I have liked this guy for 3 years, and I know he liked me too (don't know if he still does). I still haven't told him, and I only see him every once and a while. I bet he's moved on though, but the worst part is the unknown. Especially because his niece is one of my best and closest friends, and all I ever want to blurt out is "How is he?" Or "Does he still care about me?" "Does he ever mention me?" But I have no idea what to do. And I can't stop loving him because "too much of me already loves" him.
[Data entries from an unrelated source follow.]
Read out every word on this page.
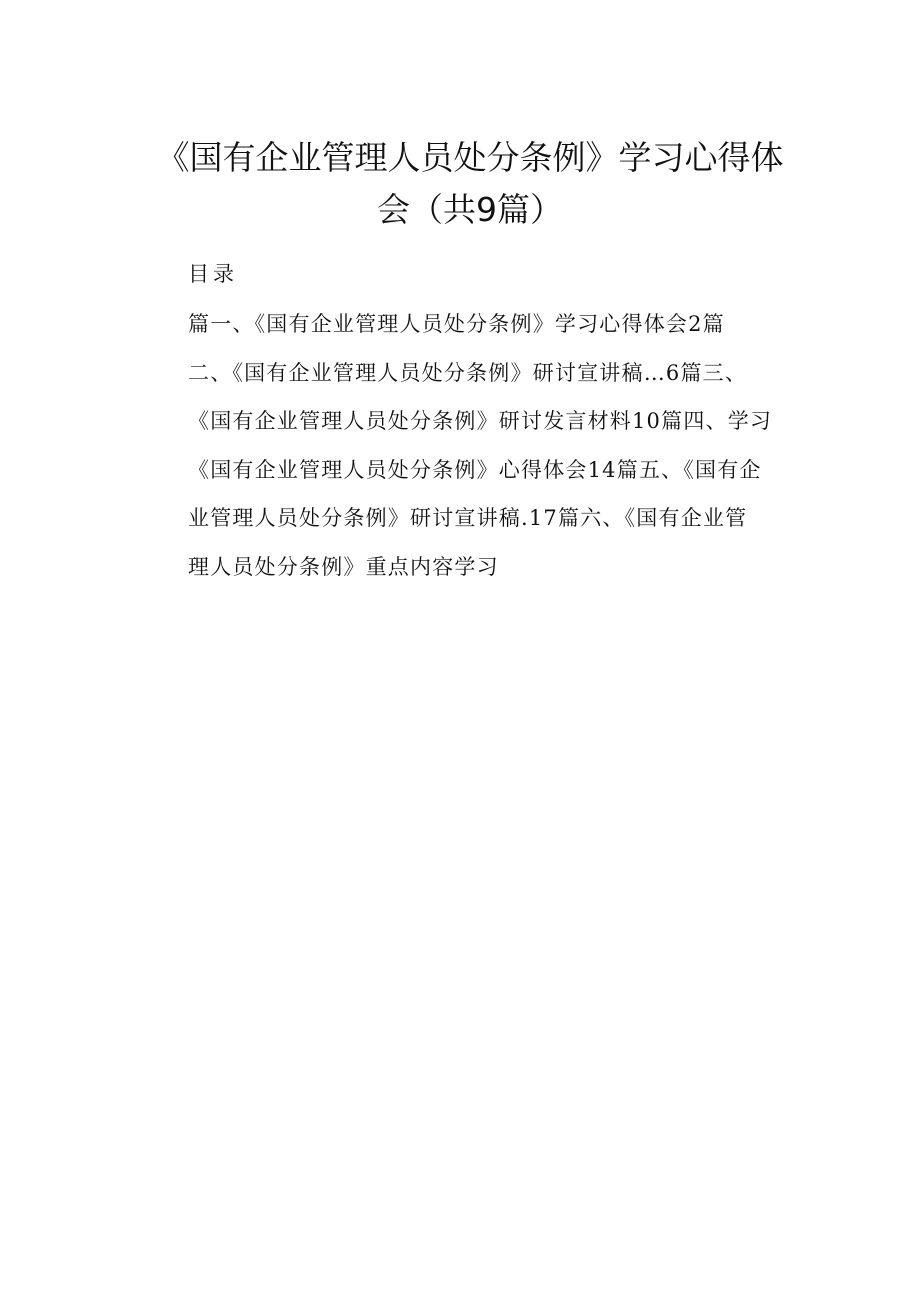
《国有企业管理人员处分条例》学习心得体
会（共9篇）
目录
篇一、《国有企业管理人员处分条例》学习心得体会2篇
二、《国有企业管理人员处分条例》研讨宣讲稿…6篇三、
《国有企业管理人员处分条例》研讨发言材料10篇四、学习
《国有企业管理人员处分条例》心得体会14篇五、《国有企
业管理人员处分条例》研讨宣讲稿.17篇六、《国有企业管
理人员处分条例》重点内容学习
  • Anonymous by Anonymous
  • 3 years ago

This poem is deep. It calls you out. I'd been friends with this guy for about 6-7 years. When we first met I remember getting those butterflies, that instant feeling of knowing it was him. I felt like he could never love somebody like me. He moved, but we still managed to stay in touch. Eventually his family moved back home and so much had changed in the both of us. I remember getting that "love rush" again but never had the bravery to confess my feelings for him. I was scared of rejection and ruining a perfect friendship. After months of friends telling me I had nothing to lose I told him, but I rejected him before letting him reject me. With everything that has happened I never had much time to think about him. I truly believed I had moved on. But a couple nights ago I randomly started thinking about him again. I smiled at the thoughts. I had a dream, and it felt so real. I can't stop loving him because "too much of me already loves" him and it hurts.

  • Christine Elliana Veronica by Christine Elliana Veronica
  • 5 years ago

Wow the poem reminds me about my crush, and I had feelings for him for almost 5 years. It's true when the poem said, "I could give up on you, but too much of me still loves you." I tried too hard to forget him, but I can't forget him even when I know that he had a new girlfriend.

  • JB by JB
  • 4 years ago

The same thing happened to me... don't know why I still think of him. It was 6 years ago. But for some reason there's something about him that I can't forget. If you want to chat let me know.

  • Astrid C. W. by Astrid C. W., Canada
  • 5 years ago

The boy I had a crush on moved across the country and I never had a chance to tell him I loved him. It happened last month and my heart still hurts. This poem is so similar to my life and I don't have anyone else to relate to.